Kasama Central member of parliament Saviour Chishimba said it was foolish for Sata to think that there would be a vacuum in PF if he was not there because leaders came from God and not human beings like him.

"When someone says without him then there will be a vacuum that is foolishness in the sense that God is in control of every situation. I don't believe in man, I believe in God but I respect human beings because they are God's creation," Chishimba said. "God is in control of the situation. When President Mwanawasa became ill, you have seen the nation rising and praying to God and that ought to continue."

And Sata accused Hakainde Hichilema of using his (Sata’s) and President Levy Mwanawasa's illness to become a national leader. Addressing a media briefing at the PF secretariat in Lusaka yesterday, Sata accused Hichilema of spreading false rumours about President Mwanawasa's illness.

"In PF we are aware and the government is aware that Hakainde has been going round talking about me and President Mwanawasa; he is among the people who are spreading false rumours about President Mwanawasa's illness and about me that I am not fit, I am very sick so it's only him who is fit...we know where he has been, he has been to the Copperbelt and the state is aware," Sata alleged. "Hakainde slow down! What is important and at stake at the moment is national security, national unity and people of Zambia at the moment Levy Mwanawasa is our relative because he is the President of the Republic of Zambia."

Sata dismissed Hichilema's claims that he was an opportunist when he suggested that a medical board be instituted to examine President Mwanawasa's medical condition.
"There is no opportunist, an opportunist of what? Where did he learn English? Did he pass at the university or did somebody write the examination for him?" Sata asked. "Hichilema should not take mileage from my illness and President Mwanawasa's illness thinking he can become a national leader. He is a provincial leader and no more."

Sata bragged that he was much closer to President Mwanawasa and knew a lot about his current medical situation than Hichilema would ever know.

"Hichilema is trying to bring the tension which we have killed, we want people to be united but he wants to bring tension where we should be quarrelling. Who is Hakainde anyway? At the moment we are nursing a President and there is no need for me to quarrel with him. What worth is him for me to quarrel with him?" he asked.

Sata, who had earlier in the week suggested that the Chief Justice assists the nation by appointing a medical board, which should travel to Percy Military Hospital in Paris, France to monitor President Mwanawasa's condition, changed his stance saying he did not mean that a medical team should come from Zambia.

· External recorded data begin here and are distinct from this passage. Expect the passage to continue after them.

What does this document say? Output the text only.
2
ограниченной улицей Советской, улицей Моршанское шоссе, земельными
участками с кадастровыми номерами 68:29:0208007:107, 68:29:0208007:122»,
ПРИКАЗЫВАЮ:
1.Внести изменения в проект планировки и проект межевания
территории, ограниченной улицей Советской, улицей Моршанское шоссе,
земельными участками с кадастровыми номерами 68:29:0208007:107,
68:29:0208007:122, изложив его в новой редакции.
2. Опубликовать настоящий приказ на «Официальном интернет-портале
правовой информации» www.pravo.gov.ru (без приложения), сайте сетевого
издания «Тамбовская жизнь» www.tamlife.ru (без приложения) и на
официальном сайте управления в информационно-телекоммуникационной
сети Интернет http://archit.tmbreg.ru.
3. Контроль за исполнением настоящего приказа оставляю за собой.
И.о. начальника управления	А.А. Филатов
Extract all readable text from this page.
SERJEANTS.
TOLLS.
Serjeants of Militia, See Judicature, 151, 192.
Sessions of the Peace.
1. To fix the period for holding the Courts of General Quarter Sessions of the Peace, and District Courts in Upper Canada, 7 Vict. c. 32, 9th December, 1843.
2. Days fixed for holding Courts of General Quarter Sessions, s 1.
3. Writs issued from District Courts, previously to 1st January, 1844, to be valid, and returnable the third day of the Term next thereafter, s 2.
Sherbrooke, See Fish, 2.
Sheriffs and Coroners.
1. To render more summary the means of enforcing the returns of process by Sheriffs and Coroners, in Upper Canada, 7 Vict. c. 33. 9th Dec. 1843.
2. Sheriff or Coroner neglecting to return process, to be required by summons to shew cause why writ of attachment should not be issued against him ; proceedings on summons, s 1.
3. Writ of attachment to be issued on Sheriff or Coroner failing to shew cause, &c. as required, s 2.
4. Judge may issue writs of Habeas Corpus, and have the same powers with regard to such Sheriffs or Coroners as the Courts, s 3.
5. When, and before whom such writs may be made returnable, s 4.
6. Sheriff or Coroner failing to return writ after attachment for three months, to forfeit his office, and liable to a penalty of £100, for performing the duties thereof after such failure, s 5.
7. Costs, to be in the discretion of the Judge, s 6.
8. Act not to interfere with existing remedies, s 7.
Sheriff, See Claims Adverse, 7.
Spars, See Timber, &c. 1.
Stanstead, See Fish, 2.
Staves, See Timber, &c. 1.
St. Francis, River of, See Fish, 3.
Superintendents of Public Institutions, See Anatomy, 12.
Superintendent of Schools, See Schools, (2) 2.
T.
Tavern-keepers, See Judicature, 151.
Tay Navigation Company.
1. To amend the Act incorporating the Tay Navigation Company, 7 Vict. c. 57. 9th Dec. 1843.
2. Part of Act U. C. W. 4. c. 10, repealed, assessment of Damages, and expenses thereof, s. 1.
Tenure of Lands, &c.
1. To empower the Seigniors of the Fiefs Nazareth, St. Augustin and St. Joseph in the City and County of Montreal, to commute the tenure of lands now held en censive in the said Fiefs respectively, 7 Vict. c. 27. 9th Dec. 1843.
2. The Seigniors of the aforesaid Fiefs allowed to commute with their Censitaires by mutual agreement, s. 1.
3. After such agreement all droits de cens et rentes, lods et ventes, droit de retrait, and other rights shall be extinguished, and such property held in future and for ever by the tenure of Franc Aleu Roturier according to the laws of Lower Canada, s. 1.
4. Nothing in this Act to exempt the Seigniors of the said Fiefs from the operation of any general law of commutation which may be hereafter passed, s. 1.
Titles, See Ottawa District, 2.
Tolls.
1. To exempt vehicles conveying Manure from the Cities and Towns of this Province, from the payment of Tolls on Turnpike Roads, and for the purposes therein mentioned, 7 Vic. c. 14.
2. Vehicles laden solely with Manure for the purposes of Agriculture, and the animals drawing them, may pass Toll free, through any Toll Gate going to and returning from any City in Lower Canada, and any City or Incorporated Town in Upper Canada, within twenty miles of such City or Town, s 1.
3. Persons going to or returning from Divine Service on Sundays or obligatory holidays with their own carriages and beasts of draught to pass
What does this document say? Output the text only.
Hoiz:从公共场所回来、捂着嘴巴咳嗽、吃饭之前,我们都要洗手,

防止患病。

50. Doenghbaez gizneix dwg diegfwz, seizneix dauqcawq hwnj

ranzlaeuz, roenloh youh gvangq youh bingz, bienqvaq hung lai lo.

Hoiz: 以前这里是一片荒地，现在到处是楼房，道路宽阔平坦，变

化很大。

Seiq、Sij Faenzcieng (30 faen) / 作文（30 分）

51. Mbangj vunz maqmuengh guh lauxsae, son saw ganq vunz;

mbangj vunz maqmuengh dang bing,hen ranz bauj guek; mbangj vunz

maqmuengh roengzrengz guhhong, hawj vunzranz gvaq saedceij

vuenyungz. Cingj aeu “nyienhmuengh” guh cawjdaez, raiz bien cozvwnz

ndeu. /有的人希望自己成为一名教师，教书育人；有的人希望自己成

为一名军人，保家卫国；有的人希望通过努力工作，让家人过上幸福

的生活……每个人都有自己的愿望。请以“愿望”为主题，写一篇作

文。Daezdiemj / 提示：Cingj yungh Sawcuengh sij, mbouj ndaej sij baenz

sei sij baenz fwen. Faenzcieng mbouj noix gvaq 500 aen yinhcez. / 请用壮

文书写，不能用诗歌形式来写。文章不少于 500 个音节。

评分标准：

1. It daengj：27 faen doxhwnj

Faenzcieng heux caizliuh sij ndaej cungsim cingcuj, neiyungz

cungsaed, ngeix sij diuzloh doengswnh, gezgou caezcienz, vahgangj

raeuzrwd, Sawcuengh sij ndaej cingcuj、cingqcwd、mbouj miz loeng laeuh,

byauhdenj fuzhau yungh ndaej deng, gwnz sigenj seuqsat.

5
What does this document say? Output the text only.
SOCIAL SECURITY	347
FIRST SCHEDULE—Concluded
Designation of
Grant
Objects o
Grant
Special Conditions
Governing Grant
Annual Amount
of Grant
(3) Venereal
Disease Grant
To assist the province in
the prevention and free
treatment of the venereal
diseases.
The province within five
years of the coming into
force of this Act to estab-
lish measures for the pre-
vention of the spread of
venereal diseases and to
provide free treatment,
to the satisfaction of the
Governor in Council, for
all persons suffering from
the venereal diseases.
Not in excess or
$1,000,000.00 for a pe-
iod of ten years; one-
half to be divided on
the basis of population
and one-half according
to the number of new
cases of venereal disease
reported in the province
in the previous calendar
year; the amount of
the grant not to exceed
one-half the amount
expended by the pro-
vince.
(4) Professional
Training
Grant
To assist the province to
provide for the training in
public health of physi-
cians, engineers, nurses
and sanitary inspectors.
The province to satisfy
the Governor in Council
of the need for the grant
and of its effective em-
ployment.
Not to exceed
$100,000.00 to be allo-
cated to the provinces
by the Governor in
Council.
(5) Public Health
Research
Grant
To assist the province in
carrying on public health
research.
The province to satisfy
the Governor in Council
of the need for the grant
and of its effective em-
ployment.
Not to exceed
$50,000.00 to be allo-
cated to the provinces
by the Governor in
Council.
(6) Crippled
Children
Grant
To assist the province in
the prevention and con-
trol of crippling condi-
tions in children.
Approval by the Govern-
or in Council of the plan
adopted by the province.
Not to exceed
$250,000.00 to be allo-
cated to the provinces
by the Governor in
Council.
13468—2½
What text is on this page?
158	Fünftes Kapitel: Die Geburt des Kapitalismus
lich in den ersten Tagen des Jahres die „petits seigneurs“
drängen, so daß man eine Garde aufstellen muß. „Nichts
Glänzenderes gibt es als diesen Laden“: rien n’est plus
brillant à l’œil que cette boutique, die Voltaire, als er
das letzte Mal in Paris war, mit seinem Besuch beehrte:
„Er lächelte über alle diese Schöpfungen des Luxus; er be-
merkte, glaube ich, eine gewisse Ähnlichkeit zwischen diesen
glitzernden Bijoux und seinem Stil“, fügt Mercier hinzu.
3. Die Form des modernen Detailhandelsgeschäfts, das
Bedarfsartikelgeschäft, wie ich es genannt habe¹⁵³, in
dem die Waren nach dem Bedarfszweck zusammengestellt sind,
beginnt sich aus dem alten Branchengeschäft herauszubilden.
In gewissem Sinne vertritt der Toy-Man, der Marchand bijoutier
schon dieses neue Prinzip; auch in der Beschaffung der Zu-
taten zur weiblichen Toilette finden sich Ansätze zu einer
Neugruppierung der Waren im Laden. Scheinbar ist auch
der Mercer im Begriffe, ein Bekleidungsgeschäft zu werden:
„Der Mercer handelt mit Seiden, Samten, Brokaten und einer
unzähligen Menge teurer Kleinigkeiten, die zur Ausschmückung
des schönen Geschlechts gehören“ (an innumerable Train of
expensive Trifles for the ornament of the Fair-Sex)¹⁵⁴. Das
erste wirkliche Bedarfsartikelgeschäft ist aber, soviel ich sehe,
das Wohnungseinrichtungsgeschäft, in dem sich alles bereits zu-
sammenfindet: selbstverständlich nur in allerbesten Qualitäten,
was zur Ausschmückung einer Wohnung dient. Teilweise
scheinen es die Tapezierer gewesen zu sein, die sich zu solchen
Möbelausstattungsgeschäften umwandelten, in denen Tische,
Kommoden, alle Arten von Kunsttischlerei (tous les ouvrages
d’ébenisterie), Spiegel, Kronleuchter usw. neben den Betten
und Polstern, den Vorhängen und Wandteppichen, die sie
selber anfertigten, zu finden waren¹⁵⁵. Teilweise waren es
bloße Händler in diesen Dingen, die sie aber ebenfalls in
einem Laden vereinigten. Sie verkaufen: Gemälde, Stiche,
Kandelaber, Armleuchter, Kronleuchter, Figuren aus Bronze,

"We are not urging government to send a team of doctors, there are already doctors attending to the President. Under medical ethics, the doctors who are attending to the President cannot reveal the confidentiality between them and their patient," he said.

Sata said Zambia was not an island, hence it should learn from other countries on how they handled the situations when their heads of state were ill.

"In 1973 when president Gamal Abdel Nasser was sick in Egypt, the Egyptian law was invoked where the government appointed a board of medical doctors and out of that board of medical doctors there was a spokesperson who was updating the world on the illness of president Nasser. When Egyptian president Anwar Sadat was assassinated, they knew he had been shot, there was an authorised medical board which was informing the world how president Sadat was doing," recalled Sata. "When Indian Indira Ghandi was assassinated, the government instituted a professional medical team to inform the nation. When (US president] John F Kennedy was assassinated, they knew he had been shot but there was a government medical board who were informing the nation about what was going on."